The upside to the lack of snow was that I could trail run a bit. I feel like I’m starting to get my running mojo back, breathing easier, moving more nimbly, letting my mind roam around while my body does what it is trained to do.
When I came downstairs in the morning, ready to go, wearing my white and grey brand name running jacket, though, my parents dug their heels in.
Even in the Sleeping Bear, they said, there are hunters in the woods, and wearing white is the worst thing you can do. You look just like a deer flicking its tail, they said.
Here, they said, and handed me a bright orange cap. I reluctantly donned it.
Not good enough, they said, and my father disappeared to dig around in his closet.
HERE, he said triumphantly, and presented me with a choice of either a hunter’s vest with bright orange accents or a yellow anorak, both of which belonged to him.
YOU ARE KIDDING ME, I said.
No we are not, they said, so I donned the enormous yellow XL anorak that flapped like a sail around me. Miss L thought this was hugely funny yet horrifying, so I had to hide my own horror and reinforce that safety comes first. It’s not a fashion show, I said, it’s about being safe and making good decisions. I donned the orange cap with as much dignity as I could muster and avoided looking in the mirror on my way out the door.
I had an amazing trail run despite the flapping anorak and hit the last mile, feeling relieved that no one had seen me in my strange garb. My muscles were loose, nothing pained me, and my breath came evenly. I watched where I set my feet, leaves and twisted tree roots, wood soil turning to sand and back again, there on the edge of the lake. I’d heard gunshots in the woods, too, so my parents’ admonition seemed less far-fetched. Then, suddenly, I heard a friendly voice behind me calling out that she was passing me on the left, and a woman darted around me. Did you hear those gunshots?… she called as she flew by, up a slight rise littered with dead leaves, her breath showing in billows.

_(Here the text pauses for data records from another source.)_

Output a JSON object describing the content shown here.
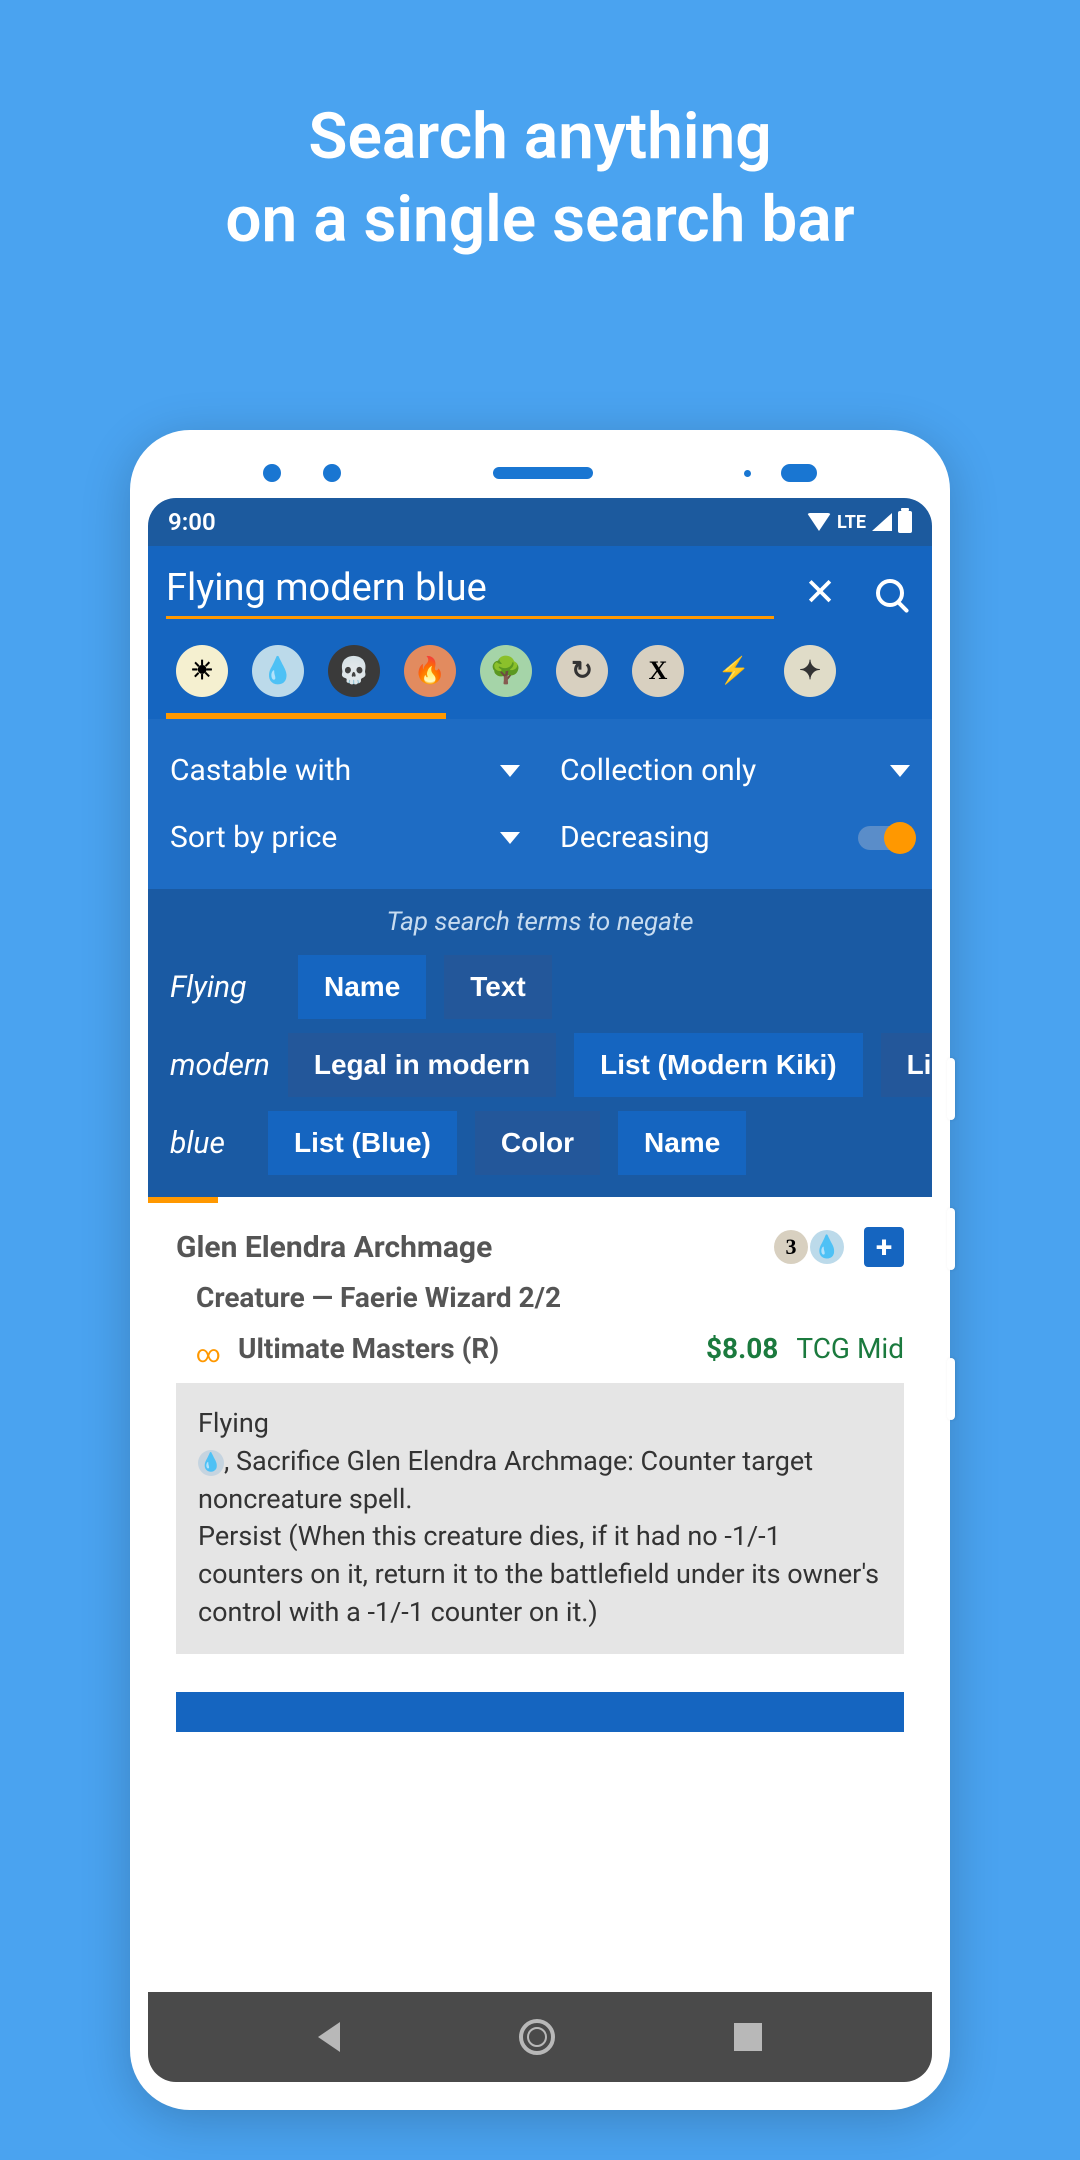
{
  "promo": {
    "line1": "Search anything",
    "line2": "on a single search bar"
  },
  "status": {
    "time": "9:00",
    "network": "LTE"
  },
  "search": {
    "value": "Flying modern blue"
  },
  "mana_icons": [
    "white",
    "blue",
    "black",
    "red",
    "green",
    "tap",
    "x",
    "bolt",
    "spark"
  ],
  "filters": {
    "castable": "Castable with",
    "collection": "Collection only",
    "sort": "Sort by price",
    "direction": "Decreasing"
  },
  "terms": {
    "hint": "Tap search terms to negate",
    "rows": [
      {
        "label": "Flying",
        "chips": [
          "Name",
          "Text"
        ]
      },
      {
        "label": "modern",
        "chips": [
          "Legal in modern",
          "List (Modern Kiki)",
          "Li"
        ]
      },
      {
        "label": "blue",
        "chips": [
          "List (Blue)",
          "Color",
          "Name"
        ]
      }
    ]
  },
  "card": {
    "name": "Glen Elendra Archmage",
    "cost_generic": "3",
    "type": "Creature — Faerie Wizard 2/2",
    "set": "Ultimate Masters (R)",
    "price": "$8.08",
    "price_source": "TCG Mid",
    "text_flying": "Flying",
    "text_ability": ", Sacrifice Glen Elendra Archmage: Counter target noncreature spell.",
    "text_persist": "Persist (When this creature dies, if it had no -1/-1 counters on it, return it to the battlefield under its owner's control with a -1/-1 counter on it.)"
  }
}
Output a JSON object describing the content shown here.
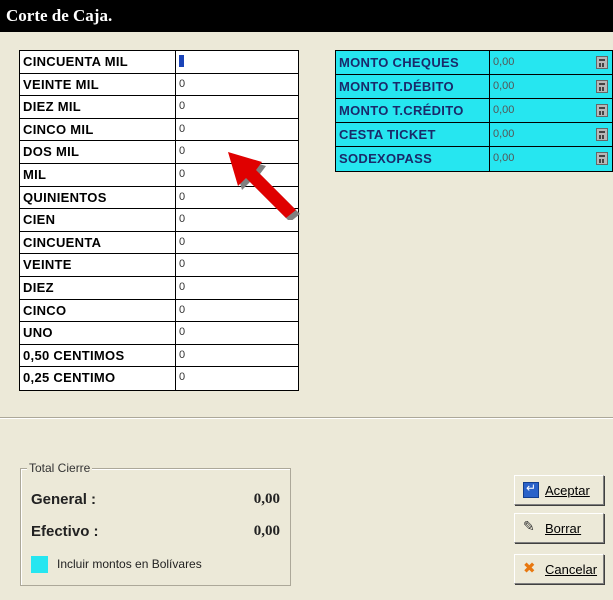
{
  "window": {
    "title": "Corte de Caja."
  },
  "denominations": [
    {
      "label": "CINCUENTA MIL",
      "value": "0"
    },
    {
      "label": "VEINTE MIL",
      "value": "0"
    },
    {
      "label": "DIEZ MIL",
      "value": "0"
    },
    {
      "label": "CINCO MIL",
      "value": "0"
    },
    {
      "label": "DOS MIL",
      "value": "0"
    },
    {
      "label": "MIL",
      "value": "0"
    },
    {
      "label": "QUINIENTOS",
      "value": "0"
    },
    {
      "label": "CIEN",
      "value": "0"
    },
    {
      "label": "CINCUENTA",
      "value": "0"
    },
    {
      "label": "VEINTE",
      "value": "0"
    },
    {
      "label": "DIEZ",
      "value": "0"
    },
    {
      "label": "CINCO",
      "value": "0"
    },
    {
      "label": "UNO",
      "value": "0"
    },
    {
      "label": "0,50 CENTIMOS",
      "value": "0"
    },
    {
      "label": "0,25 CENTIMO",
      "value": "0"
    }
  ],
  "payments": [
    {
      "label": "MONTO CHEQUES",
      "value": "0,00",
      "icon": "calculator-icon"
    },
    {
      "label": "MONTO T.DÉBITO",
      "value": "0,00",
      "icon": "calculator-icon"
    },
    {
      "label": "MONTO T.CRÉDITO",
      "value": "0,00",
      "icon": "calculator-icon"
    },
    {
      "label": "CESTA TICKET",
      "value": "0,00",
      "icon": "calculator-icon"
    },
    {
      "label": "SODEXOPASS",
      "value": "0,00",
      "icon": "calculator-icon"
    }
  ],
  "totals": {
    "group_title": "Total Cierre",
    "general_label": "General :",
    "general_value": "0,00",
    "efectivo_label": "Efectivo :",
    "efectivo_value": "0,00",
    "checkbox_label": "Incluir montos en Bolívares"
  },
  "buttons": {
    "accept_label": "Aceptar",
    "erase_label": "Borrar",
    "cancel_label": "Cancelar"
  },
  "colors": {
    "highlight": "#26e6f0",
    "arrow": "#e00000",
    "titlebar": "#000000"
  }
}
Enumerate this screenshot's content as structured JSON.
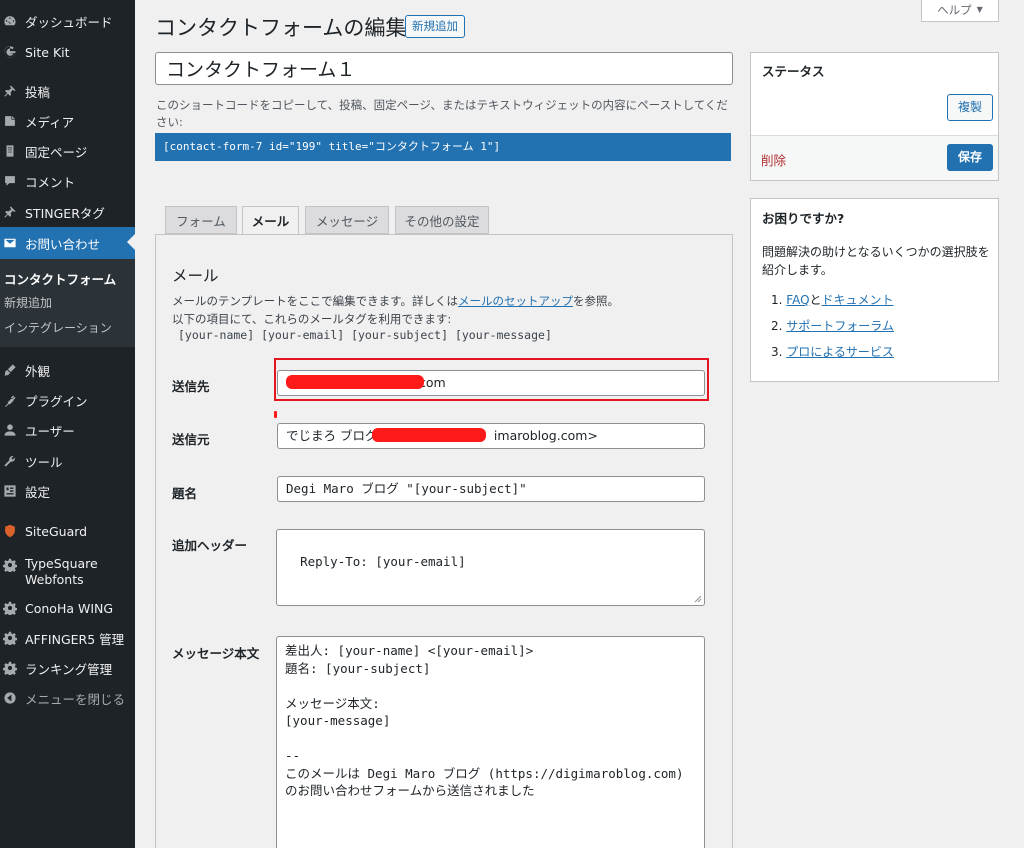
{
  "sidebar": {
    "items": [
      {
        "label": "ダッシュボード",
        "icon": "dashboard-icon"
      },
      {
        "label": "Site Kit",
        "icon": "google-g-icon"
      },
      {
        "label": "投稿",
        "icon": "pin-icon"
      },
      {
        "label": "メディア",
        "icon": "media-icon"
      },
      {
        "label": "固定ページ",
        "icon": "page-icon"
      },
      {
        "label": "コメント",
        "icon": "comment-icon"
      },
      {
        "label": "STINGERタグ",
        "icon": "pin-icon"
      },
      {
        "label": "お問い合わせ",
        "icon": "mail-icon"
      },
      {
        "label": "外観",
        "icon": "brush-icon"
      },
      {
        "label": "プラグイン",
        "icon": "plugin-icon"
      },
      {
        "label": "ユーザー",
        "icon": "user-icon"
      },
      {
        "label": "ツール",
        "icon": "wrench-icon"
      },
      {
        "label": "設定",
        "icon": "settings-icon"
      },
      {
        "label": "SiteGuard",
        "icon": "shield-icon"
      },
      {
        "label": "TypeSquare Webfonts",
        "icon": "gear-icon"
      },
      {
        "label": "ConoHa WING",
        "icon": "gear-icon"
      },
      {
        "label": "AFFINGER5 管理",
        "icon": "gear-icon"
      },
      {
        "label": "ランキング管理",
        "icon": "gear-icon"
      },
      {
        "label": "メニューを閉じる",
        "icon": "collapse-icon"
      }
    ],
    "submenu": [
      "コンタクトフォーム",
      "新規追加",
      "インテグレーション"
    ]
  },
  "header": {
    "title": "コンタクトフォームの編集",
    "add_new": "新規追加",
    "help": "ヘルプ"
  },
  "form": {
    "title_value": "コンタクトフォーム１",
    "shortcode_desc": "このショートコードをコピーして、投稿、固定ページ、またはテキストウィジェットの内容にペーストしてください:",
    "shortcode": "[contact-form-7 id=\"199\" title=\"コンタクトフォーム 1\"]"
  },
  "tabs": [
    "フォーム",
    "メール",
    "メッセージ",
    "その他の設定"
  ],
  "mail": {
    "heading": "メール",
    "desc1_prefix": "メールのテンプレートをここで編集できます。詳しくは",
    "desc1_link": "メールのセットアップ",
    "desc1_suffix": "を参照。",
    "desc2": "以下の項目にて、これらのメールタグを利用できます:",
    "tags": "[your-name] [your-email] [your-subject] [your-message]",
    "to_label": "送信先",
    "to_value": "com",
    "from_label": "送信元",
    "from_value_prefix": "でじまろ ブログ <",
    "from_value_suffix": "imaroblog.com>",
    "subject_label": "題名",
    "subject_value": "Degi Maro ブログ \"[your-subject]\"",
    "headers_label": "追加ヘッダー",
    "headers_value": "Reply-To: [your-email]",
    "body_label": "メッセージ本文",
    "body_value": "差出人: [your-name] <[your-email]>\n題名: [your-subject]\n\nメッセージ本文:\n[your-message]\n\n-- \nこのメールは Degi Maro ブログ (https://digimaroblog.com) のお問い合わせフォームから送信されました"
  },
  "status_box": {
    "title": "ステータス",
    "duplicate": "複製",
    "delete": "削除",
    "save": "保存"
  },
  "help_box": {
    "title": "お困りですか?",
    "line1": "問題解決の助けとなるいくつかの選択肢を",
    "line2": "紹介します。",
    "items": [
      {
        "num": "1.",
        "link1": "FAQ",
        "mid": "と",
        "link2": "ドキュメント"
      },
      {
        "num": "2.",
        "link1": "サポートフォーラム"
      },
      {
        "num": "3.",
        "link1": "プロによるサービス"
      }
    ]
  },
  "colors": {
    "accent": "#2271b1",
    "sidebar_bg": "#1d2327",
    "highlight": "#e3161f",
    "redaction": "#ff1a1a"
  }
}
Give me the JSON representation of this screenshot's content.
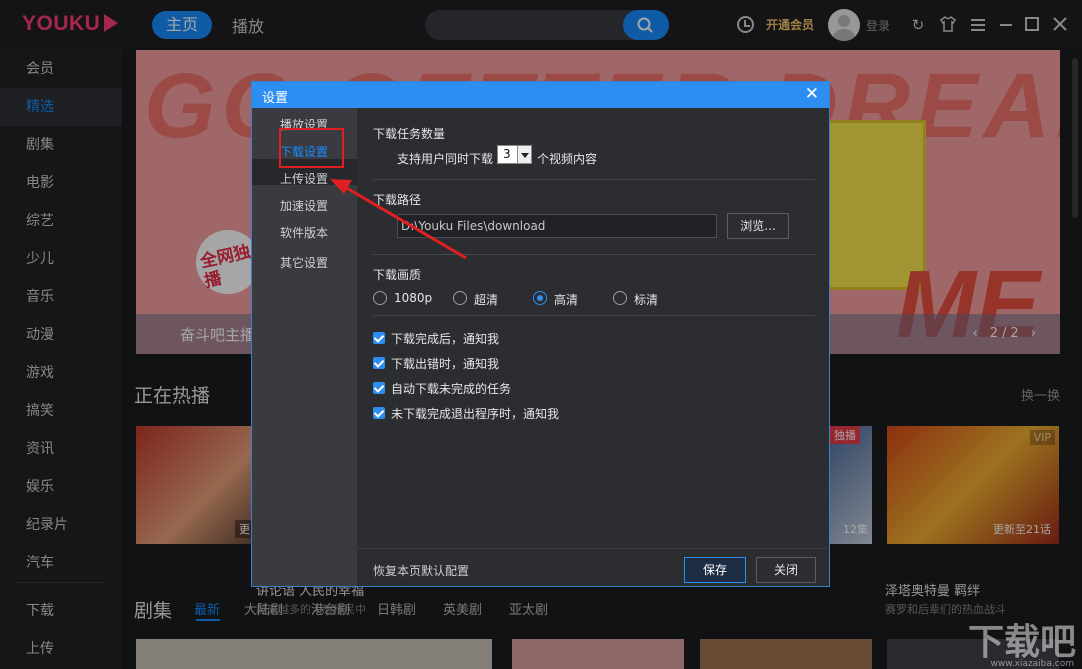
{
  "app": {
    "logo": "YOUKU",
    "nav_home": "主页",
    "nav_play": "播放",
    "vip_open": "开通会员",
    "login": "登录"
  },
  "sidebar": {
    "items": [
      {
        "label": "会员"
      },
      {
        "label": "精选",
        "active": true
      },
      {
        "label": "剧集"
      },
      {
        "label": "电影"
      },
      {
        "label": "综艺"
      },
      {
        "label": "少儿"
      },
      {
        "label": "音乐"
      },
      {
        "label": "动漫"
      },
      {
        "label": "游戏"
      },
      {
        "label": "搞笑"
      },
      {
        "label": "资讯"
      },
      {
        "label": "娱乐"
      },
      {
        "label": "纪录片"
      },
      {
        "label": "汽车"
      },
      {
        "label": "下载"
      },
      {
        "label": "上传"
      }
    ]
  },
  "banner": {
    "big_text": "GO GETTER DREAMERS",
    "big_text2": "ME",
    "tag": "全网独播",
    "title": "奋斗吧主播",
    "pager": "2/2"
  },
  "hot": {
    "title": "正在热播",
    "more": "换一换",
    "cards": [
      {
        "title": "讲论语 人民的幸福",
        "sub": "越来越多的人想移民中",
        "badge": "更"
      },
      {
        "title": "",
        "sub": "",
        "badge": "独播",
        "badge2": "12集"
      },
      {
        "title": "泽塔奥特曼 羁绊",
        "sub": "赛罗和后辈们的热血战斗",
        "badge": "VIP",
        "badge2": "更新至21话"
      }
    ]
  },
  "series": {
    "title": "剧集",
    "tabs": [
      "最新",
      "大陆剧",
      "港台剧",
      "日韩剧",
      "英美剧",
      "亚太剧"
    ]
  },
  "dialog": {
    "title": "设置",
    "nav": [
      {
        "label": "播放设置"
      },
      {
        "label": "下载设置",
        "active": true
      },
      {
        "label": "上传设置"
      },
      {
        "label": "加速设置"
      },
      {
        "label": "软件版本"
      },
      {
        "label": "其它设置"
      }
    ],
    "task_count": {
      "label": "下载任务数量",
      "prefix": "支持用户同时下载",
      "value": "3",
      "suffix": "个视频内容"
    },
    "path": {
      "label": "下载路径",
      "value": "D:\\Youku Files\\download",
      "browse": "浏览..."
    },
    "quality": {
      "label": "下载画质",
      "options": [
        {
          "label": "1080p",
          "selected": false
        },
        {
          "label": "超清",
          "selected": false
        },
        {
          "label": "高清",
          "selected": true
        },
        {
          "label": "标清",
          "selected": false
        }
      ]
    },
    "checks": [
      {
        "label": "下载完成后，通知我",
        "checked": true
      },
      {
        "label": "下载出错时，通知我",
        "checked": true
      },
      {
        "label": "自动下载未完成的任务",
        "checked": true
      },
      {
        "label": "未下载完成退出程序时，通知我",
        "checked": true
      }
    ],
    "footer": {
      "restore": "恢复本页默认配置",
      "save": "保存",
      "close": "关闭"
    }
  },
  "watermark": {
    "text": "下载吧",
    "sub": "www.xiazaiba.com"
  },
  "colors": {
    "accent": "#1a8cff",
    "brand": "#ff3d74",
    "dialog_header": "#2b8ef0",
    "highlight": "#e02020"
  }
}
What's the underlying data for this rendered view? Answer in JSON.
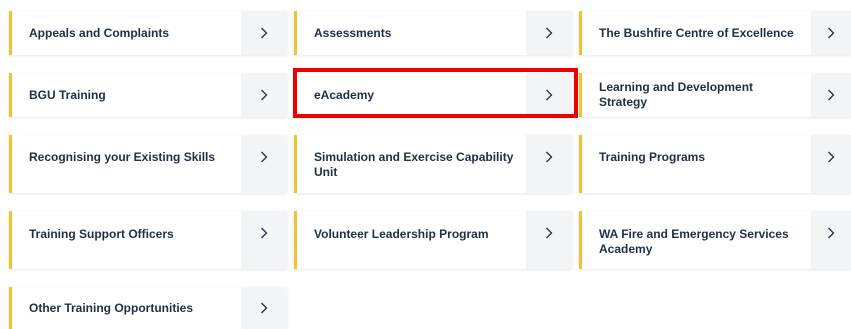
{
  "cards": [
    {
      "label": "Appeals and Complaints",
      "icon": "chevron-right-icon"
    },
    {
      "label": "Assessments",
      "icon": "chevron-right-icon"
    },
    {
      "label": "The Bushfire Centre of Excellence",
      "icon": "chevron-right-icon"
    },
    {
      "label": "BGU Training",
      "icon": "chevron-right-icon"
    },
    {
      "label": "eAcademy",
      "icon": "chevron-right-icon"
    },
    {
      "label": "Learning and Development Strategy",
      "icon": "chevron-right-icon"
    },
    {
      "label": "Recognising your Existing Skills",
      "icon": "chevron-right-icon"
    },
    {
      "label": "Simulation and Exercise Capability Unit",
      "icon": "chevron-right-icon"
    },
    {
      "label": "Training Programs",
      "icon": "chevron-right-icon"
    },
    {
      "label": "Training Support Officers",
      "icon": "chevron-right-icon"
    },
    {
      "label": "Volunteer Leadership Program",
      "icon": "chevron-right-icon"
    },
    {
      "label": "WA Fire and Emergency Services Academy",
      "icon": "chevron-right-icon"
    },
    {
      "label": "Other Training Opportunities",
      "icon": "chevron-right-icon"
    }
  ],
  "colors": {
    "accent": "#f3c231",
    "text": "#1f2f45",
    "arrow_bg": "#f3f4f6",
    "highlight": "#ee0000"
  }
}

She was slim and athletic, wearing running pants and a stylish lavender running jacket. Yes, I called back. That’s why I’m wearing this…I shook my father’s jacket.
I saw you, she called back, and laughed a bit, and took off again , leaving me in her wake.
She was stretching out in the parking lot of the Old Indian trail when I finished, and we chatted companionably for a few minutes. She was an Ironman, which made me feel less bad about being schooled by her on the trail. She was also really friendly and avoided looking at my strange outfit, which made me like her more. We agreed it was a great morning run – mild, clear, and the views of Lake Michigan from the trail end were pretty amazing.
Plus, I didn’t get shot by a half-drunk hunter, so that’s a bonus too. Thanks Mom & Dad. It’s nice to see love in action, displayed in small acts of concern and caution, even if the expression of it is in an XL yellow anorak.
It’s always tough to leave the place I like the best to come back downstate, but I think it’s important for our family to have Christmas in our house (or at Miss L’s dad’s house) when she’s young, and it’s also important to me that she gets to see both of her parents on Christmas. Maybe that will change as she gets older. In fact, I’m sure it will, as our relationships change, as we all move on and grow, but for now, it works and everyone is happy with the arrangement. Her dad will come over tomorrow morning for breakfast and coffee and to open presents, and the fact that we can do that is a gift in and of itself. I am as always aware of how truly blessed I am on this Christmas Eve, and I hope all of you are as well. Merry merry.